Japan Feudal strategy game

Solidice | June 27, 2013 | See all Solidice's reviews »

Sengoku starts in the year 1467 and the different clan are at war with each other. You take control over a family and try to unite the nation under a single rule. The game may feel similar to other Paradox's strategy games as it follows many of the common gameplay elements from their games.

The game if probably closest to Crusader Kings II in gameplay. You control a family, you can participate in plots against your enemies or allies. If you were looking for a game similar to Crusader Kings II, but in a Japanese setting, then this game will fit right in.

78

A good attempt at historical grand strategy in historical Japan

DaiMonPaul | June 27, 2013 | See all DaiMonPaul's reviews »
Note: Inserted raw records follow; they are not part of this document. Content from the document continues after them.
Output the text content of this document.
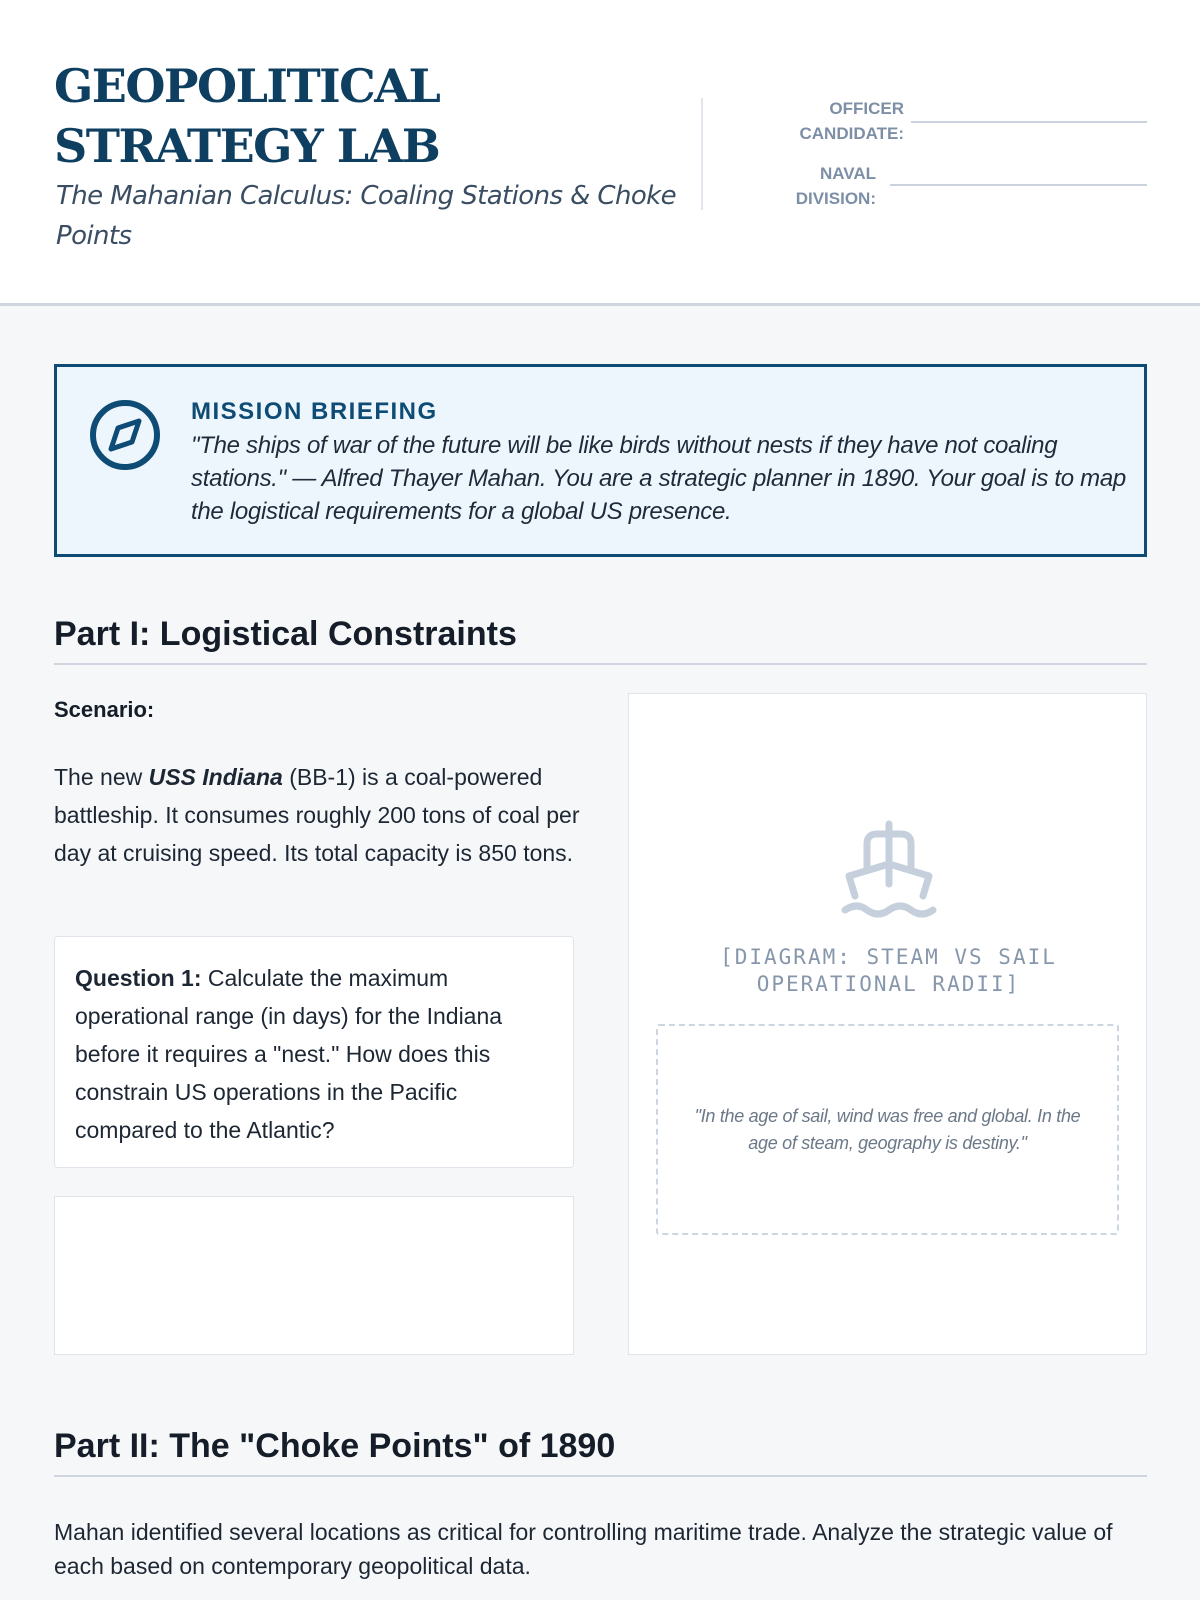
GEOPOLITICAL STRATEGY LAB

The Mahanian Calculus: Coaling Stations & Choke Points

OFFICER CANDIDATE:
NAVAL DIVISION:
MISSION BRIEFING

"The ships of war of the future will be like birds without nests if they have not coaling stations." — Alfred Thayer Mahan. You are a strategic planner in 1890. Your goal is to map the logistical requirements for a global US presence.

Part I: Logistical Constraints
Scenario:

The new USS Indiana (BB-1) is a coal-powered battleship. It consumes roughly 200 tons of coal per day at cruising speed. Its total capacity is 850 tons.

Question 1: Calculate the maximum operational range (in days) for the Indiana before it requires a "nest." How does this constrain US operations in the Pacific compared to the Atlantic?

[DIAGRAM: STEAM VS SAIL OPERATIONAL RADII]

"In the age of sail, wind was free and global. In the age of steam, geography is destiny."

Part II: The "Choke Points" of 1890

Mahan identified several locations as critical for controlling maritime trade. Analyze the strategic value of each based on contemporary geopolitical data.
Sengoku is a solid strategy game, but it's probably the weakest of the Paradox Development titles. If you've played Crusader Kings 2, then you'll be familiar with this game; it has similar mechanics. As in CK2, you take control of a person in charge of a noble family and then control his or her dynasty throughout time, marrying off children, expanding influence, and conquering neighbors. However, Sengoku plays differently. Here, your goal is to unite Japan under your rule, which means that in order to win the game, you have to fight wars and conquer. Much of the game is geared towards this, leaving out some of the really fun, deep role-playing elements that made it into Crusader Kings 2. It's essentially a wargame with some additional diplomatic elements added.
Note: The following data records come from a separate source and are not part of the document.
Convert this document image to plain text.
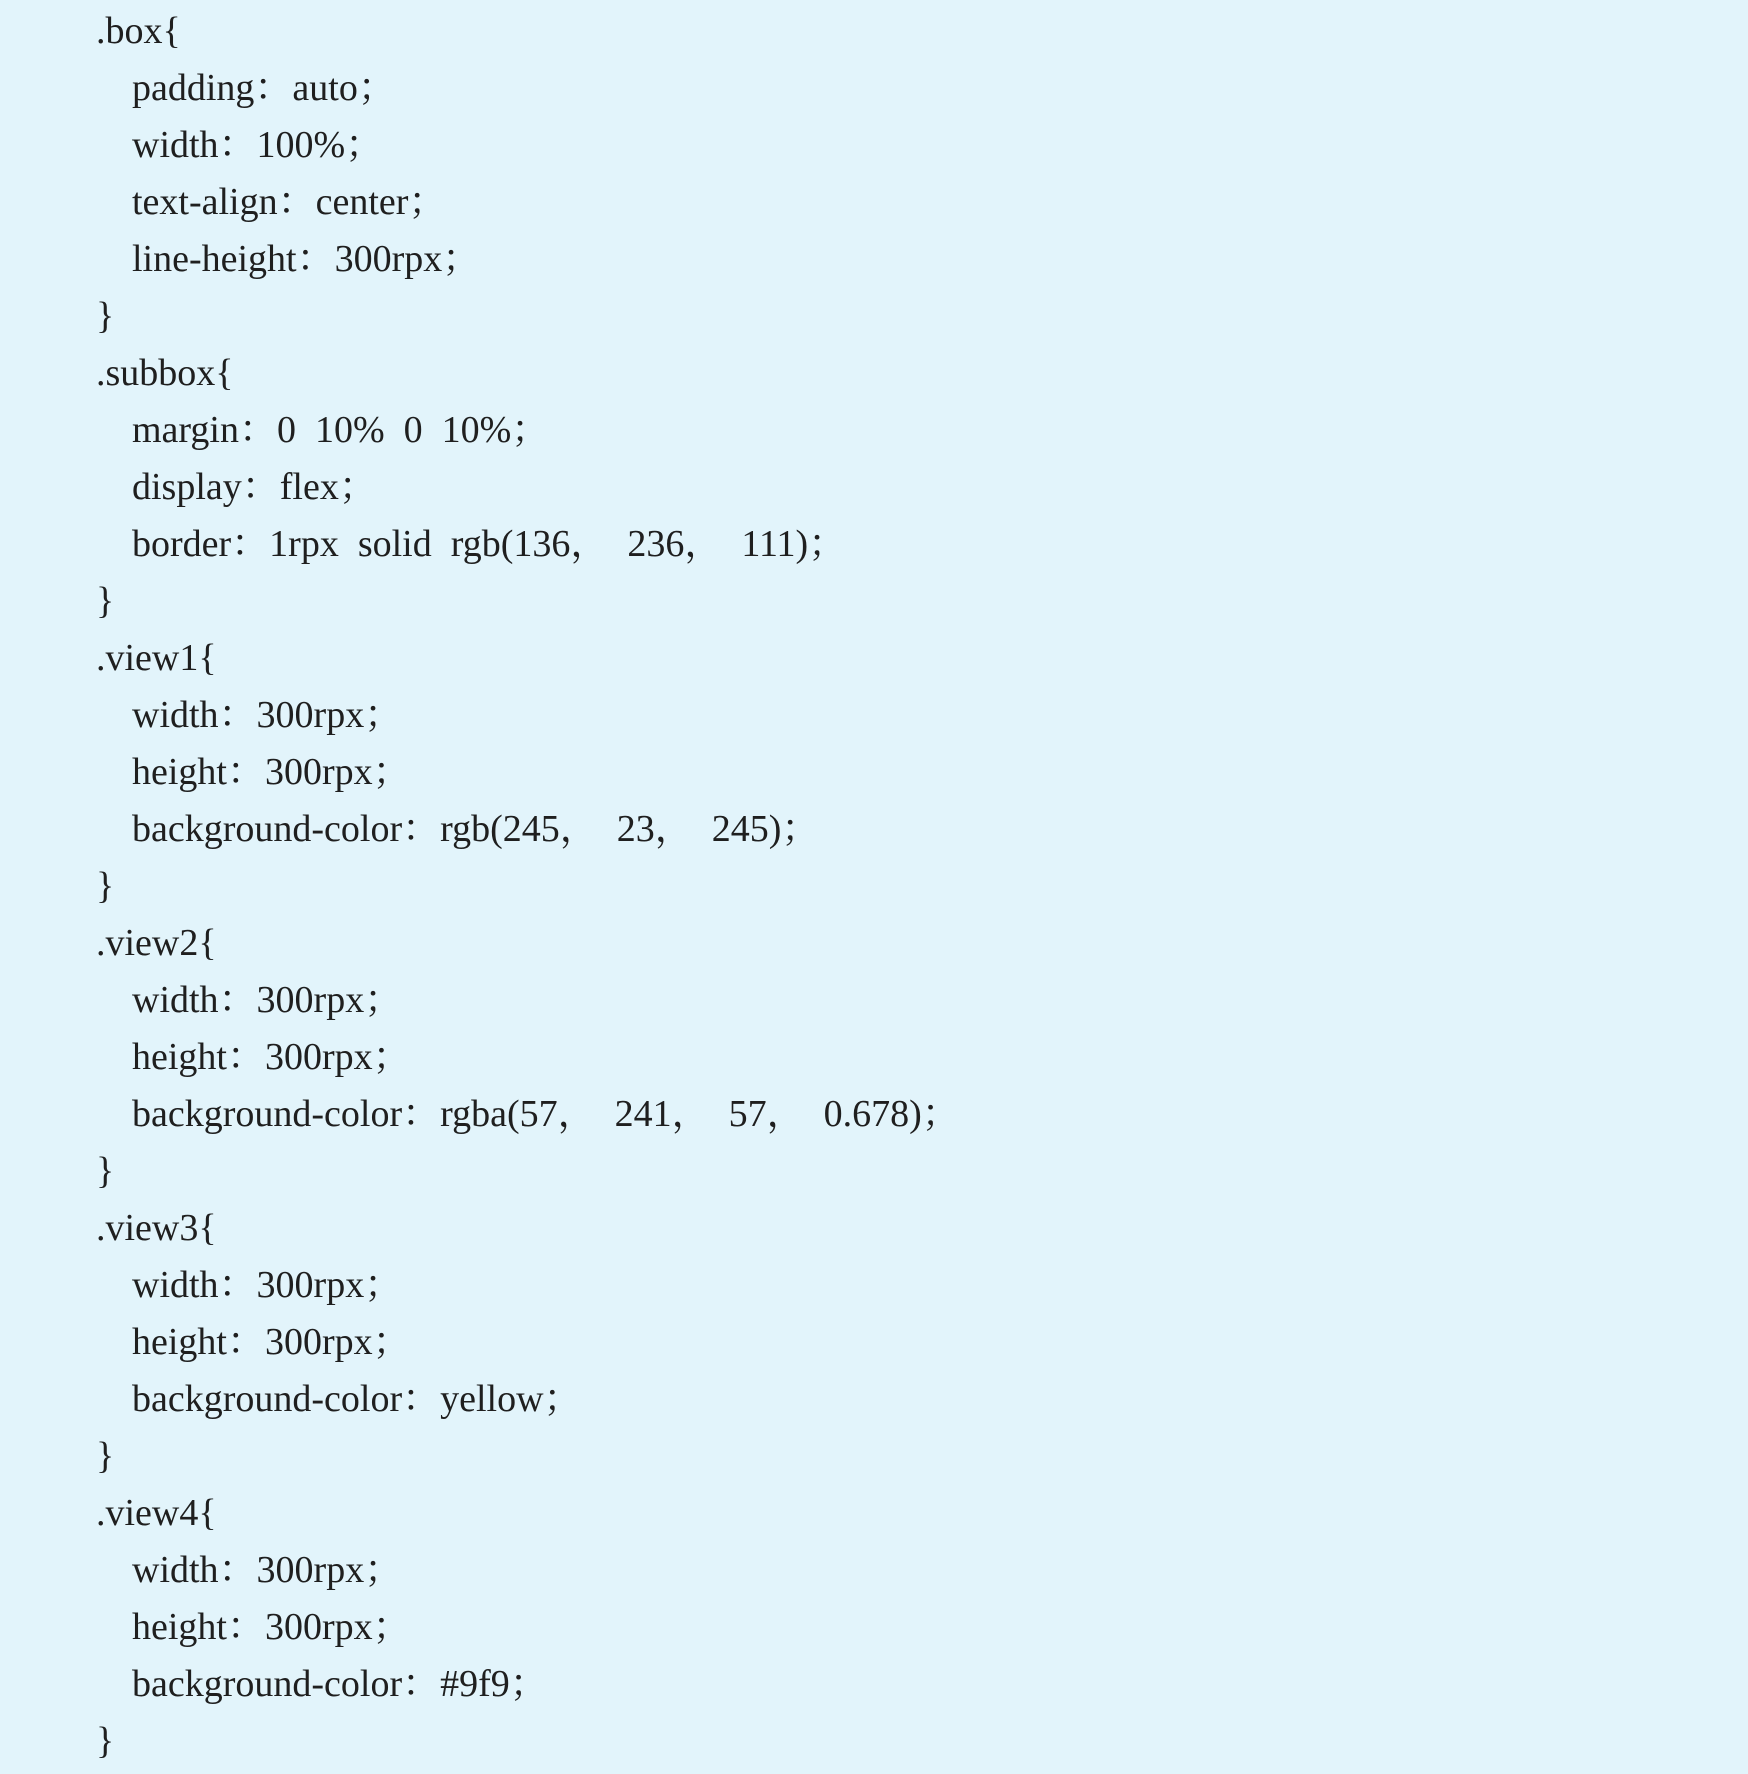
.box{

padding：auto；

width：100%；

text-align：center；

line-height：300rpx；

}

.subbox{

margin：0  10%  0  10%；

display：flex；

border：1rpx  solid  rgb(136，  236，  111)；

}

.view1{

width：300rpx；

height：300rpx；

background-color：rgb(245，  23，  245)；

}

.view2{

width：300rpx；

height：300rpx；

background-color：rgba(57，  241，  57，  0.678)；

}

.view3{

width：300rpx；

height：300rpx；

background-color：yellow；

}

.view4{

width：300rpx；

height：300rpx；

background-color：#9f9；

}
This isn't a bad game by any stretch, though, and it's still fun to play. There aren't many bugs, and the game runs smoothly on my laptop. The map is really pretty, but because it contains topography, it can be a bit difficult to read at times (i.e. when something ends up in the mountains). Despite this, I enjoyed the game; it's not nearly as deep as Crusader Kings 2, but it shares some similar mechanics, and if you like the Japanese historical setting, it's a nice grand strategy (i.e. no real-time battles here) alternative to Shogun 2: Total War.